Y también se basa en una historia real el perro de la película “Marley y yo” (en realidad fueron 22 perros labradores los utilizados para las distintas escenas de la película) cuyo nombre proviene de Bob Marley, el cantante jamaiquino de reggae, y cuenta la historia autobiográfica de un periodista de nombre John Grogan (interpretado por Owen Wilson) que lo adoptó para llenar el vacío producido por la falta de hijos en su matrimonio con una colega de nombre Jenny (interpretada por Jennifer Aniston). Su amigo Sebastián (Erik Dane) lo convenció de adoptarlo con los argumentos de que “Si tienes un hijo, dejas de ser tú para convertirte en un padre. En cambio, si tienes una mascota, no eres un padre. Sigues siendo tú. ¡Eres el amo!... No es difícil. Lo alimentas, lo paseas, y lo dejas salir de vez en cuando, pero en verdad no importa porque tú no vas a cuidarlo sino ella… Se supone que es como un niño, pero más fácil de entender”. Los hijos vinieron después, pero el animal resultó ser el rey de la casa; una casa que por su culpa, y por otros factores, se convirtió en un caos invivible. Es un perro dañino y destructor que pone a su dueño en aprietos a cada nada y acaba con los muebles, con las paredes, con lo que se ponga al alcance de sus colmillos. Al final, cuando su vida termina, la familia reconoce que en todos los momentos de su relación matrimonial Marley estuvo presente y eso se aprecia en los recortes de prensa que el periodista guarda de toda su carrera, y en las fotografías del álbum familiar que registran las distintas celebraciones con perro incluido. La película, dirigida por David Frankel en el 2008, aparece clasificada como una comedia, y como tal parecería ligera y hasta chistosa; pero es un drama, y como tal la considero no sólo porque el protagonista fallece, dejando una huella imperecedera; sino porque, a mi modo de ver, una familia que construya su vida alrededor de un perro, y sus amos se conviertan en comparsas y esclavos del animal, ya no sólo es una situación dramática, sino ¡Una tragedia! Para mí, es una verdadera tragedia. No quiero estar en su lugar. No esperen que nunca lo esté. Pertenezco al mundo de los “No mascotas”.

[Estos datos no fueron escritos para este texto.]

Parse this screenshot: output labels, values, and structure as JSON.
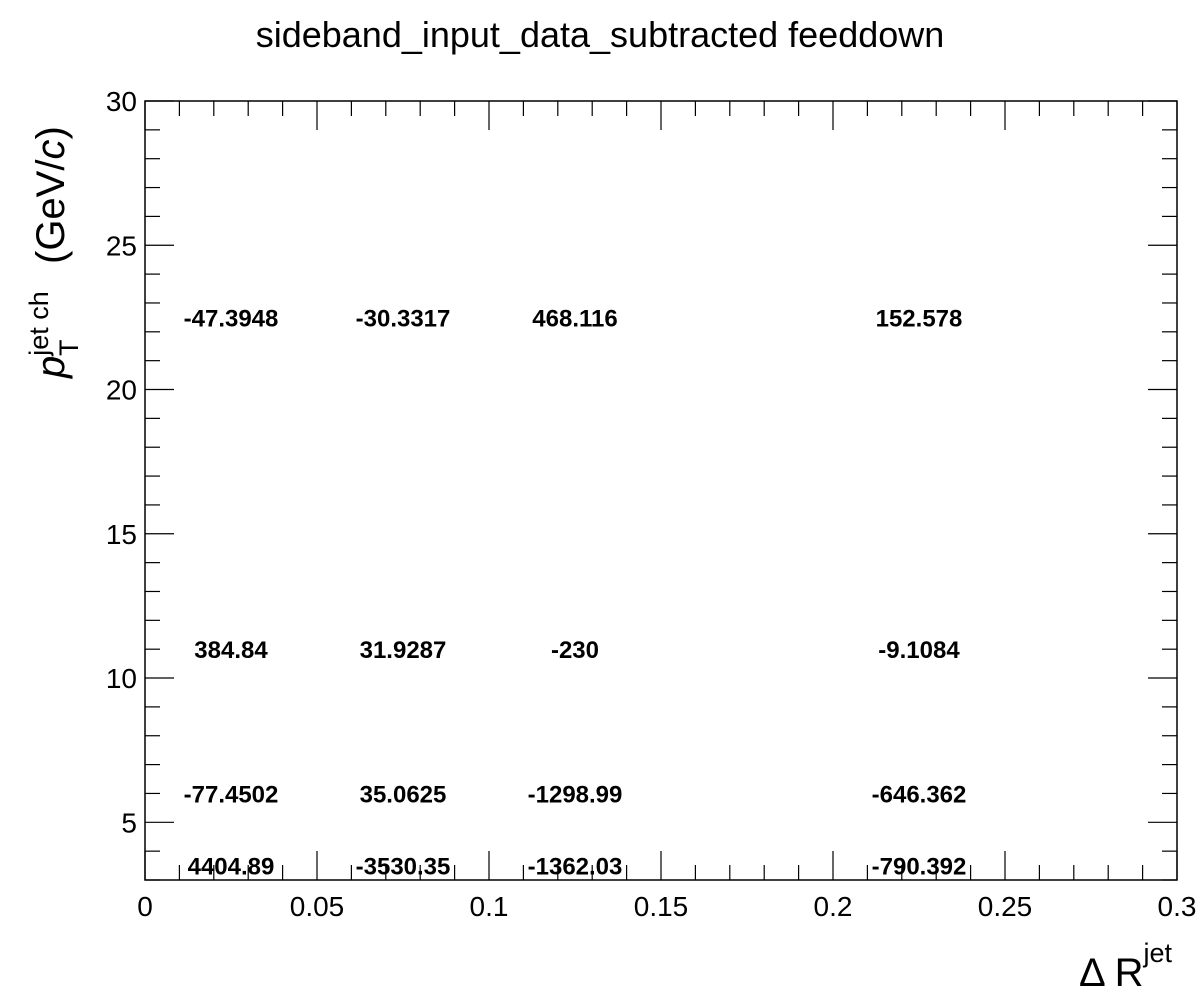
{
  "chart_data": {
    "type": "table",
    "title": "sideband_input_data_subtracted feeddown",
    "xlabel": {
      "main": "Δ R",
      "sup": "jet"
    },
    "ylabel": {
      "italic_p": "p",
      "sub": "T",
      "sup": "jet ch",
      "unit_prefix": "(GeV/",
      "unit_c": "c",
      "unit_suffix": ")"
    },
    "xlim": [
      0,
      0.3
    ],
    "ylim": [
      3,
      30
    ],
    "x_ticks": [
      {
        "v": 0,
        "label": "0"
      },
      {
        "v": 0.05,
        "label": "0.05"
      },
      {
        "v": 0.1,
        "label": "0.1"
      },
      {
        "v": 0.15,
        "label": "0.15"
      },
      {
        "v": 0.2,
        "label": "0.2"
      },
      {
        "v": 0.25,
        "label": "0.25"
      },
      {
        "v": 0.3,
        "label": "0.3"
      }
    ],
    "y_ticks": [
      {
        "v": 5,
        "label": "5"
      },
      {
        "v": 10,
        "label": "10"
      },
      {
        "v": 15,
        "label": "15"
      },
      {
        "v": 20,
        "label": "20"
      },
      {
        "v": 25,
        "label": "25"
      },
      {
        "v": 30,
        "label": "30"
      }
    ],
    "x_bin_edges": [
      0.01,
      0.05,
      0.1,
      0.15,
      0.3
    ],
    "y_bin_edges": [
      3,
      5,
      7,
      15,
      30
    ],
    "cells": [
      {
        "x": 0.025,
        "y": 3.5,
        "label": "4404.89"
      },
      {
        "x": 0.075,
        "y": 3.5,
        "label": "-3530.35"
      },
      {
        "x": 0.125,
        "y": 3.5,
        "label": "-1362.03"
      },
      {
        "x": 0.225,
        "y": 3.5,
        "label": "-790.392"
      },
      {
        "x": 0.025,
        "y": 6.0,
        "label": "-77.4502"
      },
      {
        "x": 0.075,
        "y": 6.0,
        "label": "35.0625"
      },
      {
        "x": 0.125,
        "y": 6.0,
        "label": "-1298.99"
      },
      {
        "x": 0.225,
        "y": 6.0,
        "label": "-646.362"
      },
      {
        "x": 0.025,
        "y": 11.0,
        "label": "384.84"
      },
      {
        "x": 0.075,
        "y": 11.0,
        "label": "31.9287"
      },
      {
        "x": 0.125,
        "y": 11.0,
        "label": "-230"
      },
      {
        "x": 0.225,
        "y": 11.0,
        "label": "-9.1084"
      },
      {
        "x": 0.025,
        "y": 22.5,
        "label": "-47.3948"
      },
      {
        "x": 0.075,
        "y": 22.5,
        "label": "-30.3317"
      },
      {
        "x": 0.125,
        "y": 22.5,
        "label": "468.116"
      },
      {
        "x": 0.225,
        "y": 22.5,
        "label": "152.578"
      }
    ]
  }
}
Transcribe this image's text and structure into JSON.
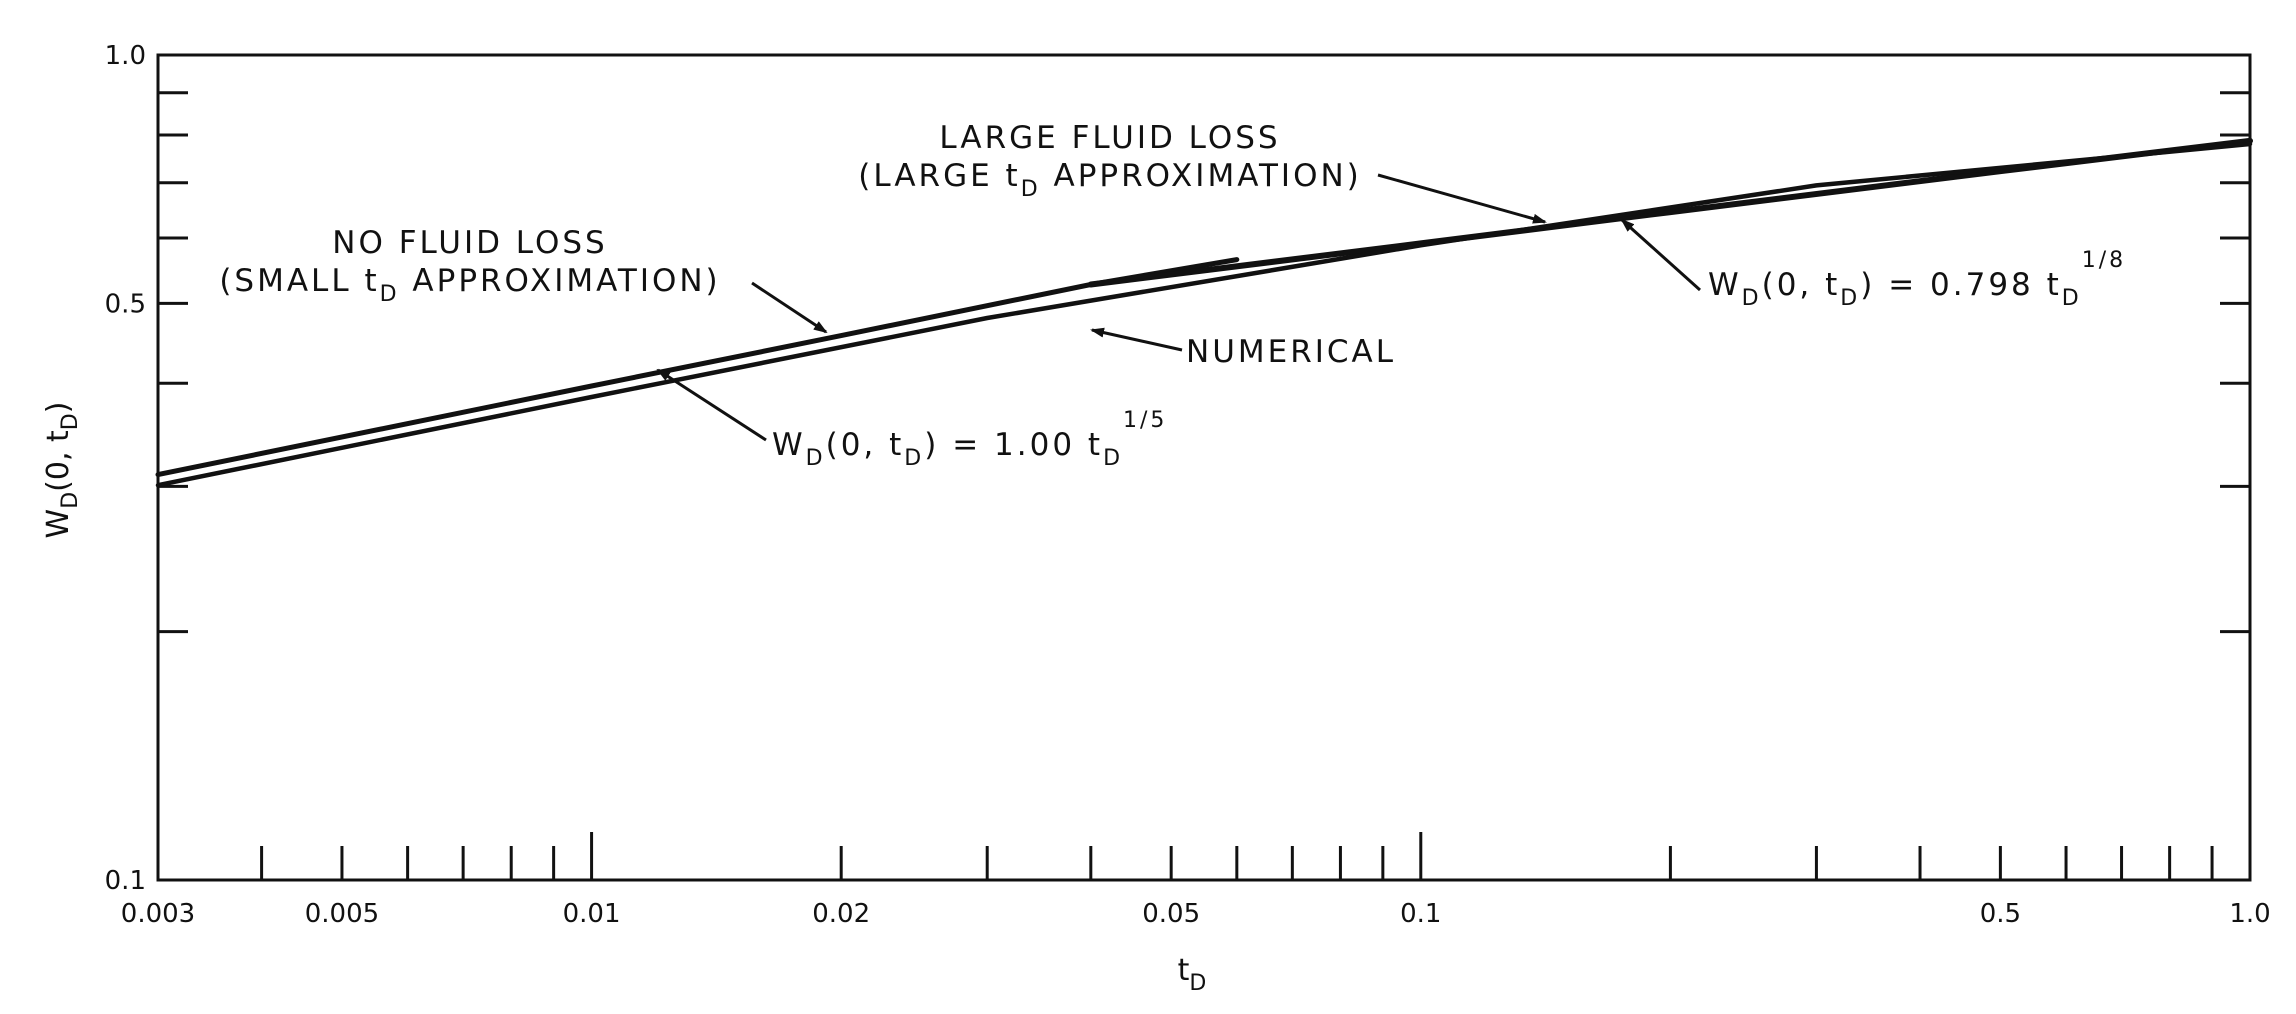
{
  "chart_data": {
    "type": "line",
    "x_scale": "log",
    "y_scale": "log",
    "xlim": [
      0.003,
      1.0
    ],
    "ylim": [
      0.1,
      1.0
    ],
    "grid": false,
    "xlabel": {
      "main": "t",
      "sub": "D"
    },
    "ylabel": {
      "main": "W",
      "sub": "D",
      "rest": "(0, t",
      "sub2": "D",
      "close": ")"
    },
    "x_tick_labels": [
      {
        "value": 0.003,
        "label": "0.003"
      },
      {
        "value": 0.005,
        "label": "0.005"
      },
      {
        "value": 0.01,
        "label": "0.01"
      },
      {
        "value": 0.02,
        "label": "0.02"
      },
      {
        "value": 0.05,
        "label": "0.05"
      },
      {
        "value": 0.1,
        "label": "0.1"
      },
      {
        "value": 0.5,
        "label": "0.5"
      },
      {
        "value": 1.0,
        "label": "1.0"
      }
    ],
    "y_tick_labels": [
      {
        "value": 1.0,
        "label": "1.0"
      },
      {
        "value": 0.5,
        "label": "0.5"
      },
      {
        "value": 0.1,
        "label": "0.1"
      }
    ],
    "x_minor_ticks": [
      0.004,
      0.005,
      0.006,
      0.007,
      0.008,
      0.009,
      0.01,
      0.02,
      0.03,
      0.04,
      0.05,
      0.06,
      0.07,
      0.08,
      0.09,
      0.1,
      0.2,
      0.3,
      0.4,
      0.5,
      0.6,
      0.7,
      0.8,
      0.9
    ],
    "y_minor_ticks": [
      0.2,
      0.3,
      0.4,
      0.6,
      0.7,
      0.8,
      0.9
    ],
    "series": [
      {
        "id": "small_td",
        "x": [
          0.003,
          0.01,
          0.02,
          0.04,
          0.06
        ],
        "y": [
          0.31,
          0.397,
          0.457,
          0.527,
          0.565
        ]
      },
      {
        "id": "large_td",
        "x": [
          0.04,
          0.1,
          0.2,
          0.5,
          1.0
        ],
        "y": [
          0.527,
          0.591,
          0.645,
          0.723,
          0.787
        ]
      },
      {
        "id": "numerical",
        "x": [
          0.003,
          0.01,
          0.03,
          0.1,
          0.3,
          1.0
        ],
        "y": [
          0.301,
          0.385,
          0.48,
          0.588,
          0.695,
          0.78
        ]
      }
    ],
    "annotations": {
      "large_fluid_loss": {
        "line1": "LARGE FLUID LOSS",
        "line2_pre": "(LARGE t",
        "line2_sub": "D",
        "line2_post": " APPROXIMATION)"
      },
      "no_fluid_loss": {
        "line1": "NO FLUID LOSS",
        "line2_pre": "(SMALL t",
        "line2_sub": "D",
        "line2_post": " APPROXIMATION)"
      },
      "numerical": "NUMERICAL",
      "eq_large": {
        "w": "W",
        "wsub": "D",
        "mid": "(0, t",
        "tsub": "D",
        "rhs": ") = 0.798 t",
        "rhs_sub": "D",
        "exp": "1/8"
      },
      "eq_small": {
        "w": "W",
        "wsub": "D",
        "mid": "(0, t",
        "tsub": "D",
        "rhs": ") = 1.00 t",
        "rhs_sub": "D",
        "exp": "1/5"
      }
    }
  }
}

Película “Marley y yo”, dirigida por David Frankel en 2008, con Jennifer Aniston y Owen Wilson (película completa en español):


En el tema que nos ocupa es una mera curiosidad, pero esta película sucumbe a la tentación hollywoodense de meter a Colombia en cuanto asunto se atraviese y confirma que el mundo se divide entre países narco ofertantes y países narco demandantes. Sebastián, el reportero colega de John en el periódico, anuncia que va a viajar a Colombia porque se consiguió un amigo “que le va a presentar a Pablo Escobar” (el patrón de la Hacienda Nápoles, con sus leones y rinocerontes cuasi domésticos), y después cuenta de cómo se reunió con Escobar y estuvo rodeado de guardaespaldas que no tenían fusiles AK47 sino Kalashnikov, pero más tarde agrega que “Con entrenamiento de los Estados Unidos Colombia le declaró la guerra a la droga”, con lo que supongo Hollywood quiso ponerse a paz y salvo con la opinión pública nuestra, si acaso tal cosa les preocupa.

Sospecho que más les preocupa a mis amigos lo que yo pueda opinar de los perros, que es casi nada, que la preocupación de Hollywood por la opinión pública colombiana… que es ¡Nada! Y esto me da pie para introducir una frase dicha en esta película por Arnie Klein (representado por el actor Alan Arkin), jefe de redacción del periódico donde trabaja John: “No uses signos de admiración en los reportajes, porque es ¡Como reírte de tus propios chistes!”. La película fue titulada en algunos países como "Una pareja de tres"  Ja-ja-ja.